Sitesh Patel, a former vice president of S.K. Laboratories was sentenced in a Texas federal court to 41 months imprisonment and one year of supervised release for his role in fraudulently selling popular workout supplements, the Department of Justice announced on Feb. 19. The court previously ordered Patel’s former company to forfeit $6 million in connection with the case.
According to documents filed in the case, Patel played a key role in developing and manufacturing the popular workout and weight loss supplements known as Jack3d and OxyElite Pro, which were distributed by Dallas-based USPlabs. The DOJ says Patel, of Irvine, California, knowingly profited by deceiving American consumers, causing harm to them by concealing the true ingredients of a product intended to improve the very health it damaged.
“Dietary supplement manufacturers must not be allowed to mislead the public about untested ingredients mixed into their products,” said Acting U.S. Attorney Prerak Shah for the Northern District of Texas. “We are proud to hold this defendant accountable for lying to the public about ingredients that had the potential to cause them harm.”

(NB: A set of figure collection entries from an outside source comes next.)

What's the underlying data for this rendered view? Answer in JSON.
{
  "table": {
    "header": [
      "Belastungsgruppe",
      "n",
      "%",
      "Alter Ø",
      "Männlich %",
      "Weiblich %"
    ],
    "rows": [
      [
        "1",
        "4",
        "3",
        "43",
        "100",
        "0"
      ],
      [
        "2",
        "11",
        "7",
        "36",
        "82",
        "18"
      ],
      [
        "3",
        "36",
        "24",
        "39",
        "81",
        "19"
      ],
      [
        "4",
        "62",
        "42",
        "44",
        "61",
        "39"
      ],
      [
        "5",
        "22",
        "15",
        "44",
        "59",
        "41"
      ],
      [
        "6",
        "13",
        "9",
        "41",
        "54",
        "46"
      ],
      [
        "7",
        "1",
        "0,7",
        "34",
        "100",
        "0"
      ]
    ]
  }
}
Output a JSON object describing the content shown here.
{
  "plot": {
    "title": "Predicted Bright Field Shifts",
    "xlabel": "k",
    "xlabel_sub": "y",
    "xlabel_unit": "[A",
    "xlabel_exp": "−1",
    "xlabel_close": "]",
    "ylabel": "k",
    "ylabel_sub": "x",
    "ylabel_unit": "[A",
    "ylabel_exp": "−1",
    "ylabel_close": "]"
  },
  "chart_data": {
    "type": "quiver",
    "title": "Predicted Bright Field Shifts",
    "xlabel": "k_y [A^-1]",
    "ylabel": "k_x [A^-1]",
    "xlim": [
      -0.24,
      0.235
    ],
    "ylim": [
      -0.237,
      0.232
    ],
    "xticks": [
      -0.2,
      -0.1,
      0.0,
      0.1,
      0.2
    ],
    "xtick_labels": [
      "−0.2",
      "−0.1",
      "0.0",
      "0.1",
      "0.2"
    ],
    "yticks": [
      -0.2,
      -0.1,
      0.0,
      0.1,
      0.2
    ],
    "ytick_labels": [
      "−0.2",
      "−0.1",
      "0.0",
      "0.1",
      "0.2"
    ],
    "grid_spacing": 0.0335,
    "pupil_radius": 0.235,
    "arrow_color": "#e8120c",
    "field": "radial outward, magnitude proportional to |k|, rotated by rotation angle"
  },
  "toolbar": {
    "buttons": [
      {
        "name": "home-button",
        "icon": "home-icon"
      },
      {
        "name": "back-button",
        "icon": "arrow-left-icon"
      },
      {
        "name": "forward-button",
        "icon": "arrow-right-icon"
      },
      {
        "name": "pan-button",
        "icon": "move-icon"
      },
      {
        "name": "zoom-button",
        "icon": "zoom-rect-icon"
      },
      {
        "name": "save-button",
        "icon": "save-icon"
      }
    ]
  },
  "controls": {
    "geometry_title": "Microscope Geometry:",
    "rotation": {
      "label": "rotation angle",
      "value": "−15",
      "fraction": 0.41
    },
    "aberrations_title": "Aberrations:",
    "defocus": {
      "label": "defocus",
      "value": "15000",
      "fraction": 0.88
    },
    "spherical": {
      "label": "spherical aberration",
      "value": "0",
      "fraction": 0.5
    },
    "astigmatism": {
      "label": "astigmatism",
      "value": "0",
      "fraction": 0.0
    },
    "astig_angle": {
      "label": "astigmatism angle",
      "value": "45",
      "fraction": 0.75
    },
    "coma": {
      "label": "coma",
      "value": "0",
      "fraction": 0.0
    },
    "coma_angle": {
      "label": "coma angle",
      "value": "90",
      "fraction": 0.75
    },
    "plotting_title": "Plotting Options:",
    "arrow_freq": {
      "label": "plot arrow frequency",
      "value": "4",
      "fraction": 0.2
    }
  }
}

Patel pleaded guilty in 2019 to conspiracy to introduce misbranded food into interstate commerce. Patel and several of his co-defendants admitted that they imported substances with false and misleading labeling to avoid law enforcement and regulatory agency attention. Patel also pleaded guilty to introduction of misbranded food into interstate commerce. The misbranding charges relate in part to OxyElite Pro, which was recalled in 2013 in the wake of an investigation by the U.S. Food and Drug Administration (FDA) into whether the supplement caused liver injuries in consumers.
An indictment returned by a Dallas federal grand jury in 2015 against Patel and four other individuals associated with USPlabs alleged that the defendants sold some of their products without determining whether they would be safe to use.
The court previously sentenced Jacobo Geissler, 44, of University Park, Texas, the CEO of USPlabs, to 60 months’ imprisonment, and Jonathan Doyle, 41, of Dallas, the president of USPlabs, to 24 months’ imprisonment for their roles in the fraud. The court also sentenced defendants Cyril Willson, 40, of Ralston, Nebraska, a former consultant for USPlabs, and Matthew Hebert, 42, of Dallas, a co-owner of the company, to 18 months’ and 15 months’ imprisonment, respectively. In addition, USPlabs was ordered to pay $4.7 million in criminal forfeiture.